Le constat est sans équivoque: les réductions d’emploi ont touché en priorité les salariés à faible rémunération. Cette évolution de +0,8% s’explique donc par l’augmentation des rémunérations des salariés demeurant en poste. Le contrat de référence est toujours le CDI, difficile à obtenir mais dont le sésame protège des aléas du licenciement et des baisses de salaire. Cela a pour conséquence de réduire la flexibilité, dans une Europe forcée de s'adapter au ralentissement de la croissance.

Les accords de branche, concernant 90% des salariés du privé, sont une des sources du problème, indique le CAE. Pour retrouver une cohérence entre salaires et productivité, les économistes conseillent au ministère du Travail, qui use régulièrement de son pouvoir pour étendre ces accords à l'ensemble des entreprises de la branche, d'être "plus sélectif". Les dérogations aux minimas de branche doivent également être encouragées pour les entreprises en difficulté, soutiennent-ils.

Ainsi, les accords de flexibilité, facilités par la loi sur la sécurisation de l'emploi qui doit être votée définitivement le 14 mai, "doivent aller jusqu'au bout". Ces accords négociés aménageant temps de travail et rémunération devraient pouvoir "déroger aux minimas de branches" en cas de baisse temporaire des salaires.

  • Solution ? Pérenniser le Crédit d'impôt ou favoriser l'inflation

Une autre mesure serait d'"adosser clairement le financement de la protection sociale à une base fiscale", et pas seulement sur le salaire. Le Crédit d'impôt accordé aux entreprises dans le cadre du pacte de compétitivité "aurait un effet plus important sur le coût du travail et l'emploi" s'il s'agissait d'une mesure "pérenne", selon le Conseil. Décrite par le gouvernement comme "massive et sans précédent", elle ne doit s'étaler que sur trois ans.

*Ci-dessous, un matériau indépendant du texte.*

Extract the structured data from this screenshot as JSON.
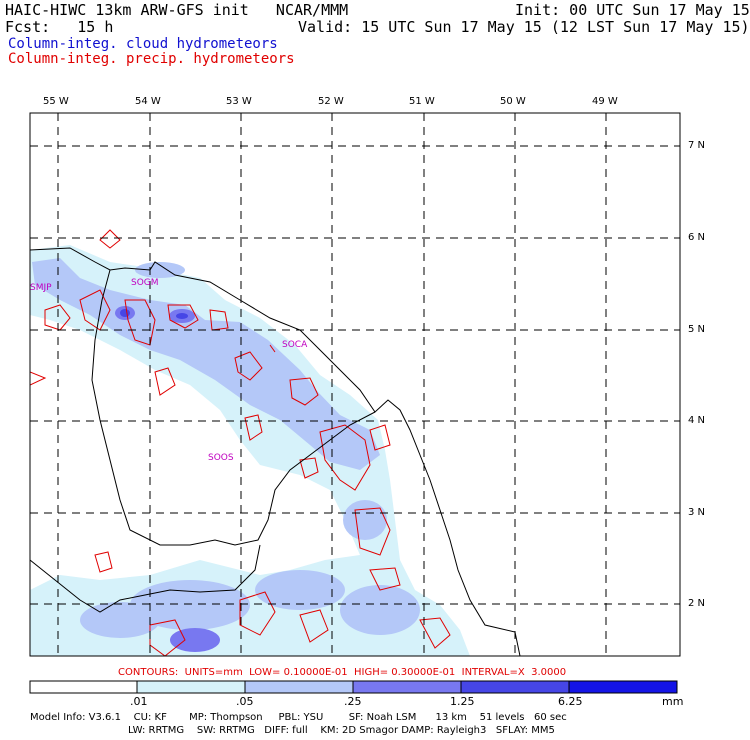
{
  "header": {
    "title_left": "HAIC-HIWC 13km ARW-GFS init   NCAR/MMM",
    "init": "Init: 00 UTC Sun 17 May 15",
    "fcst": "Fcst:   15 h",
    "valid": "Valid: 15 UTC Sun 17 May 15 (12 LST Sun 17 May 15)",
    "field_cloud": "Column-integ. cloud hydrometeors",
    "field_precip": "Column-integ. precip. hydrometeors",
    "colors": {
      "cloud": "#1010d0",
      "precip": "#e00000"
    }
  },
  "map": {
    "lon_labels": [
      "55 W",
      "54 W",
      "53 W",
      "52 W",
      "51 W",
      "50 W",
      "49 W"
    ],
    "lat_labels": [
      "7 N",
      "6 N",
      "5 N",
      "4 N",
      "3 N",
      "2 N"
    ],
    "stations": [
      "SMJP",
      "SOGM",
      "SOCA",
      "SOOS"
    ],
    "colors": {
      "coast": "#000000",
      "grid": "#000000",
      "station": "#c000c0",
      "contour": "#e00000"
    }
  },
  "contours_line": "CONTOURS:  UNITS=mm  LOW= 0.10000E-01  HIGH= 0.30000E-01  INTERVAL=X  3.0000",
  "colorbar": {
    "unit": "mm",
    "tick_labels": [
      ".01",
      ".05",
      ".25",
      "1.25",
      "6.25"
    ],
    "colors": [
      "#ffffff",
      "#d6f2fa",
      "#b4c8f8",
      "#7878f0",
      "#4646e6",
      "#1414e6"
    ]
  },
  "model_info": {
    "line1": "Model Info: V3.6.1    CU: KF       MP: Thompson     PBL: YSU        SF: Noah LSM      13 km    51 levels   60 sec",
    "line2": "LW: RRTMG    SW: RRTMG   DIFF: full    KM: 2D Smagor DAMP: Rayleigh3   SFLAY: MM5"
  }
}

La dernière baguette magique agitée par le CAE serait "d'améliorer le consensus politique en zone euro en faveur d'une politique monétaire temporairement accommodante". En clair, demander à la BCE de faire tourner la planche à billet afin de favoriser une hausse de l'inflation. Cette option a toujours été écartée par l'institution basée à Francfort, dont le mandat est de veiller à la stabilité des prix. On voit mal Mario Draghi bousculer l'ordre établi pour améliorer une situation franco-française.

Il faut donc faire vite, s'alarme le CAE. Si cette déconnexion "préoccupante" entre salaires et productivité observée en France se confirme, elle "rend très difficile une inversion de la courbe du chômage à moyen terme". François Hollande reste quant à lui droit dans ses bottes, ne s'écartant pas de son calendrier: le niveau du chômage commencera à baisser d'ici la fin de l'année...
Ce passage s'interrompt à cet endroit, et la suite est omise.